La mañana de aquel día desperté con la certeza de los inocentes. Emociones estables, futuro estable, pareja estable. Me bañé con el champú de fresas con coco y el aceite de ducha con aroma a almendras, acaricié mi piel con el ímpetu de las personas que creen haber domado los asombros. Salí de la regadera. Mi sonrisa en el espejo, el “qué guapa te ves” que me digo siempre como afirmación para la autoestima.

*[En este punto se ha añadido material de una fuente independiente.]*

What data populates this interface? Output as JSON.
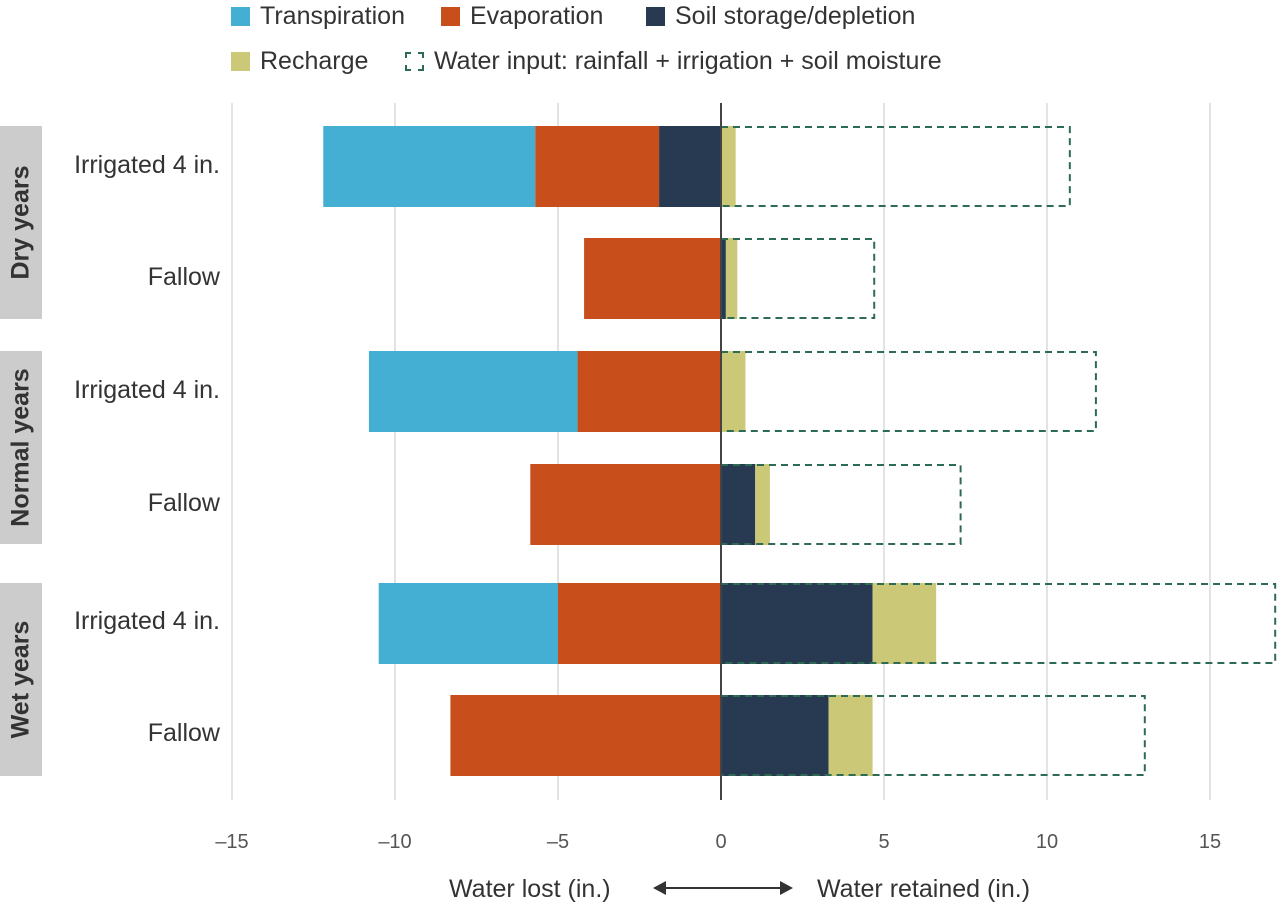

Bloqueador solar, crema, desodorante. Cepillé el pelo con calma, escurrieron algunas gotas por mi cuello, el espacio entre mis pechos; sentí la cosquilla de otra en alineación perfecta con la línea de mi espalda. Cubrí mi desnudez con un vestido rojo de escote pronunciado, muy largo, con dos aberturas en cada pierna, de esas prendas con el riesgo de mostrar algo desafiante del pudor latente a cada paso. “Demasiado elegante para una turista en los Alpes suizos”, dijo él. Sonreí.

Bajamos a desayunar. Jugo de naranja, sandía en rebanadas, carnes frías, quesos, huevos duros, café con leche. La conversación solo sucedía dentro de mi cabeza, teníamos meses sentándonos a comer en silencio, como si se nos hubieran acabado las palabras. El señor de la mesa de atrás masticaba con la boca abierta mientras se mandaba mensajes de WhatsApp con una mujer prohibida; lo supe por la forma en que tragaba saliva, nervioso, cada vez que recibía respuestas.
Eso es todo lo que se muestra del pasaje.